ARTICLE VI - MEETINGS
Section 1. Annual Business Meeting

The Annual Business Meeting shall be held at a time and location determined by the Board of Directors. Written notice will be given to all members of the organization. The business of this meeting will include the election of Officers, Officer reports, and any other business that may arise. The representation of 15% of the membership shall constitute a quorum.

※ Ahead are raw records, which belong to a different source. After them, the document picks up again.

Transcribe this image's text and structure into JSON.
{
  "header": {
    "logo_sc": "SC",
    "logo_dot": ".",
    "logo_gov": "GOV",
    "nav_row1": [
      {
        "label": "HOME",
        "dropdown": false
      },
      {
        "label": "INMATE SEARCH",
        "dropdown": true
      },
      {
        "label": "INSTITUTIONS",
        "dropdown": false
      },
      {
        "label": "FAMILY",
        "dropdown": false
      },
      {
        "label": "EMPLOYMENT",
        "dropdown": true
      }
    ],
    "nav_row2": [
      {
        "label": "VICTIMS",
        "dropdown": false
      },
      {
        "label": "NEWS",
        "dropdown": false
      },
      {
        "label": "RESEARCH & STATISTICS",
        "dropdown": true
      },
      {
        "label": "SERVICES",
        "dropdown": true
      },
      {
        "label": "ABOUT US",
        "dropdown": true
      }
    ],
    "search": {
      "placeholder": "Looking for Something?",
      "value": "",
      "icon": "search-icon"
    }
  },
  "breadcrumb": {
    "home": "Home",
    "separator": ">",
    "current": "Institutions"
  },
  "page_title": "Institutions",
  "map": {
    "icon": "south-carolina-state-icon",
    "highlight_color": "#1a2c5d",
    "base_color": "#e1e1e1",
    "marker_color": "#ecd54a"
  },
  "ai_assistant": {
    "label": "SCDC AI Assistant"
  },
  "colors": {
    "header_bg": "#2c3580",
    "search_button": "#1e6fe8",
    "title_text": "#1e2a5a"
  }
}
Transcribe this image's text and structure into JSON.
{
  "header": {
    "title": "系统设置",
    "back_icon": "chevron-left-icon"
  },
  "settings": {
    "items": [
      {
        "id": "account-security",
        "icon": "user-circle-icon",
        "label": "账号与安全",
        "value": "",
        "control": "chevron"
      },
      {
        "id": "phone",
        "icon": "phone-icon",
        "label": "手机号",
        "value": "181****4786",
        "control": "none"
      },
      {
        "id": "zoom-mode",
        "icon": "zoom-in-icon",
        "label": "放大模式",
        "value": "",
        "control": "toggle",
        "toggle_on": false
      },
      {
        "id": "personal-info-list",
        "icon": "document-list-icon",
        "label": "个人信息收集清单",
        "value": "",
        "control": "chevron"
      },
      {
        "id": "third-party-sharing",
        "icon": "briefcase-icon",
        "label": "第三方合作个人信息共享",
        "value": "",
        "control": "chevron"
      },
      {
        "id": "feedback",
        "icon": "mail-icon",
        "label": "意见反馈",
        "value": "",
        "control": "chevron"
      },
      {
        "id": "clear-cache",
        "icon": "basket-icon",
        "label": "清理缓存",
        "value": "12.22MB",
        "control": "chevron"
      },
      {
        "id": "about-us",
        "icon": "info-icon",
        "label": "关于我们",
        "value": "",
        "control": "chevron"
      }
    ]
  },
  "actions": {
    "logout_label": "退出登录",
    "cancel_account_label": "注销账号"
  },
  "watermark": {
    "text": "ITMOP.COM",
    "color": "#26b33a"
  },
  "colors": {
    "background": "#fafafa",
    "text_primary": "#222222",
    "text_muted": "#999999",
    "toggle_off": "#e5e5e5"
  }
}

Section 2. Special Business Meeting

Special Business Meetings may be called by the Board of Directors as deemed necessary. Written notice will be given to all members of the organization at least one month prior to the meeting date. The representation of 15% of the membership shall constitute a quorum.

 

ARTICLE VII - DUES
Section 1. Full Membership

Full Membership shall require annual dues to be determined by the voting membership at the Annual Business Meeting.

Section 2. Supporting Membership

Supporting Membership shall require annual dues to be determined by the voting membership at the Annual Business Meeting.

Section 3. Dues Payable Date

Annual dues will be payable at the beginning of the fiscal year which falls in the month of March.

Section 4. Refunds

No refunds of annual dues will be made in the event of membership termination.

 

ARTICLE VIll - COMMITTEES
Committees shall be appointed by the President as needed. The President shall be an ex-officio member of all committees.

ARTICLE IX - PARLIAMENTARY AUTHORITY
The rules contained in the current edition of "Robert's Rules of Order Newly Revised" shall govern the organization in all cases to which they are applicable and in which they are consistent with these Bylaws.

ARTICLE X - FISCAL YEAR
The fiscal year shall begin on January 1 and end on December 31.

ARTICLE XI - AMENDMENT OF BYLAWS
These Bylaws can be amended at any regular or special business meeting of the organization by a two-thirds vote provided that notice of the proposed alteration or amendment has been distributed to the membership at least one month prior to the meeting.